時代劇マニアの女子高生が寄せ集めの仲間たちと夏休みをかけて、時代劇映画を撮影する青春映画。時代劇×SFをポップに軽やかに映し出す。河合は祷キララ演じる“ブルーハワイ”とともに伊藤万理華演じる主人公・ハダシの映画をサポートする親友・ビート板役。天文部でSF好き、誰よりも賢く、周りを見ているビート板はいち早くハダシの恋心に気づきながら、自分の感情には無関心。そんな彼女が自らの失恋にふと気づいてしまう、ほろ苦いエピソードは数分ながら心、揺さぶられる。3人の仲良さがスクリーンから溢れ出んばかりで、愛らしい。メガネ女子で青春を謳歌する河合はレア。

『由宇子の天秤』(2021)

いじめ自殺事件の真相を追うドキュメンタリーディレクターの由宇子が自身の父のスキャンダルを目の当たりにし、隠蔽しようとする。河合は貧困のために塾の月謝が払えず、経営者である由宇子の父と関係を結んだ挙句、望まぬ妊娠をしてしまう女子高生、萌役。
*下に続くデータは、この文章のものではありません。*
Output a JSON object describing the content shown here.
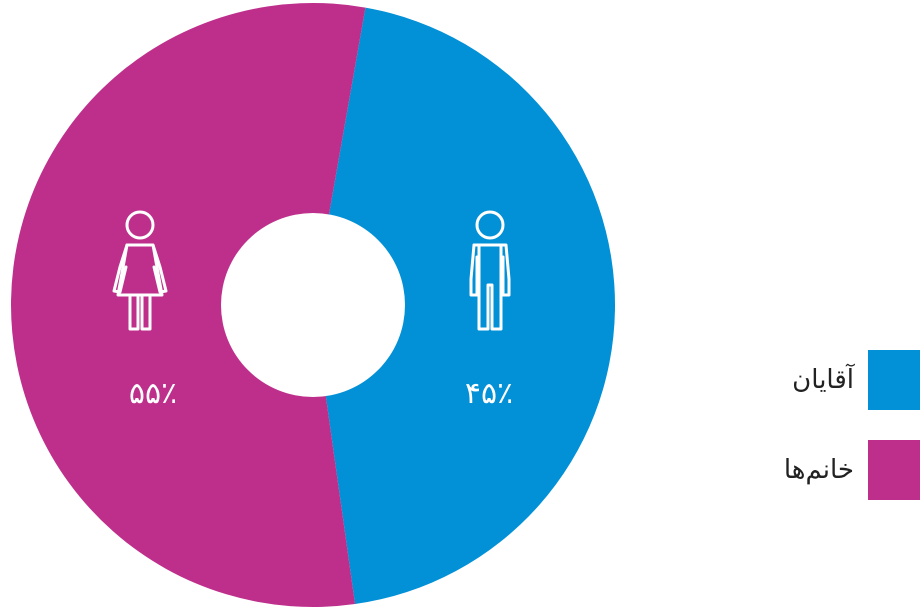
{
  "colors": {
    "men": "#0290d6",
    "women": "#be2f8c",
    "hole": "#ffffff",
    "text": "#ffffff"
  },
  "icons": {
    "men": "man-icon",
    "women": "woman-icon"
  },
  "chart_data": {
    "type": "pie",
    "variant": "donut",
    "title": "",
    "categories": [
      "آقایان",
      "خانم‌ها"
    ],
    "values": [
      45,
      55
    ],
    "value_labels": [
      "۴۵٪",
      "۵۵٪"
    ],
    "legend": {
      "position": "right",
      "entries": [
        "آقایان",
        "خانم‌ها"
      ]
    }
  }
}
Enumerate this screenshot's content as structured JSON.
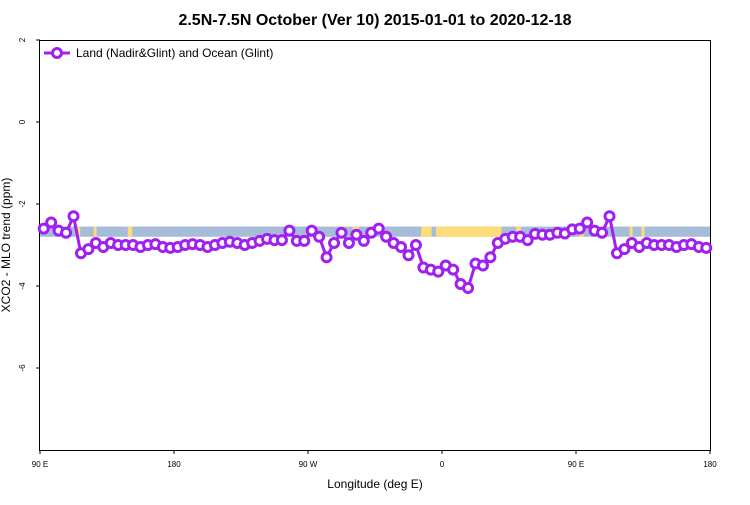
{
  "colors": {
    "series": "#a020f0",
    "ocean_band": "#a7bcd9",
    "land_band": "#fddc7a",
    "axis": "#000000",
    "background": "#ffffff"
  },
  "chart_data": {
    "type": "line",
    "title": "2.5N-7.5N October (Ver 10)   2015-01-01 to 2020-12-18",
    "xlabel": "Longitude (deg E)",
    "ylabel": "XCO2 - MLO trend (ppm)",
    "xlim": [
      90,
      540
    ],
    "ylim": [
      -8,
      2
    ],
    "x_ticks": [
      {
        "value": 90,
        "label": "90 E"
      },
      {
        "value": 180,
        "label": "180"
      },
      {
        "value": 270,
        "label": "90 W"
      },
      {
        "value": 360,
        "label": "0"
      },
      {
        "value": 450,
        "label": "90 E"
      },
      {
        "value": 540,
        "label": "180"
      }
    ],
    "y_ticks": [
      {
        "value": 2,
        "label": "2"
      },
      {
        "value": 0,
        "label": "0"
      },
      {
        "value": -2,
        "label": "-2"
      },
      {
        "value": -4,
        "label": "-4"
      },
      {
        "value": -6,
        "label": "-6"
      }
    ],
    "legend": {
      "position": "top-left",
      "entries": [
        "Land (Nadir&Glint) and Ocean (Glint)"
      ]
    },
    "grid": false,
    "surface_band": {
      "y_range": [
        -2.8,
        -2.55
      ],
      "land_segments": [
        [
          115,
          117
        ],
        [
          126,
          128
        ],
        [
          150,
          152
        ],
        [
          149,
          151
        ],
        [
          291,
          295
        ],
        [
          300,
          304
        ],
        [
          346,
          353
        ],
        [
          356,
          400
        ],
        [
          410,
          413
        ],
        [
          452,
          455
        ],
        [
          486,
          488
        ],
        [
          494,
          496
        ]
      ]
    },
    "series": [
      {
        "name": "Land (Nadir&Glint) and Ocean (Glint)",
        "x": [
          92.5,
          97.5,
          102.5,
          107.5,
          112.5,
          117.5,
          122.5,
          127.5,
          132.5,
          137.5,
          142.5,
          147.5,
          152.5,
          157.5,
          162.5,
          167.5,
          172.5,
          177.5,
          182.5,
          187.5,
          192.5,
          197.5,
          202.5,
          207.5,
          212.5,
          217.5,
          222.5,
          227.5,
          232.5,
          237.5,
          242.5,
          247.5,
          252.5,
          257.5,
          262.5,
          267.5,
          272.5,
          277.5,
          282.5,
          287.5,
          292.5,
          297.5,
          302.5,
          307.5,
          312.5,
          317.5,
          322.5,
          327.5,
          332.5,
          337.5,
          342.5,
          347.5,
          352.5,
          357.5,
          362.5,
          367.5,
          372.5,
          377.5,
          382.5,
          387.5,
          392.5,
          397.5,
          402.5,
          407.5,
          412.5,
          417.5,
          422.5,
          427.5,
          432.5,
          437.5,
          442.5,
          447.5,
          452.5,
          457.5,
          462.5,
          467.5,
          472.5,
          477.5,
          482.5,
          487.5,
          492.5,
          497.5,
          502.5,
          507.5,
          512.5,
          517.5,
          522.5,
          527.5,
          532.5,
          537.5
        ],
        "values": [
          -2.6,
          -2.45,
          -2.65,
          -2.7,
          -2.3,
          -3.2,
          -3.1,
          -2.95,
          -3.05,
          -2.95,
          -3.0,
          -3.0,
          -3.0,
          -3.05,
          -3.0,
          -2.98,
          -3.05,
          -3.07,
          -3.05,
          -3.0,
          -2.98,
          -3.0,
          -3.05,
          -3.0,
          -2.95,
          -2.92,
          -2.95,
          -3.0,
          -2.95,
          -2.9,
          -2.85,
          -2.88,
          -2.88,
          -2.65,
          -2.9,
          -2.9,
          -2.65,
          -2.8,
          -3.3,
          -2.95,
          -2.7,
          -2.95,
          -2.75,
          -2.9,
          -2.7,
          -2.6,
          -2.8,
          -2.95,
          -3.05,
          -3.25,
          -3.0,
          -3.55,
          -3.6,
          -3.65,
          -3.5,
          -3.6,
          -3.95,
          -4.05,
          -3.45,
          -3.5,
          -3.3,
          -2.95,
          -2.85,
          -2.8,
          -2.8,
          -2.88,
          -2.73,
          -2.75,
          -2.75,
          -2.7,
          -2.72,
          -2.62,
          -2.6,
          -2.45,
          -2.65,
          -2.7,
          -2.3,
          -3.2,
          -3.1,
          -2.95,
          -3.05,
          -2.95,
          -3.0,
          -3.0,
          -3.0,
          -3.05,
          -3.0,
          -2.98,
          -3.05,
          -3.07
        ]
      }
    ]
  }
}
保身のために彼女を監視しようと近づく由宇子(滝内久美)の思惑を知らず、無防備に信頼した結果、突き通される萌の悲劇から目が離せない。大人でも子どもでもない彼女の儚さ、危うさ。ベルリン国際映画祭パノラマ部門に出品され、本作と『サマーフィルムにのって』の演技が認められ、河合は多くの新人賞を受賞した。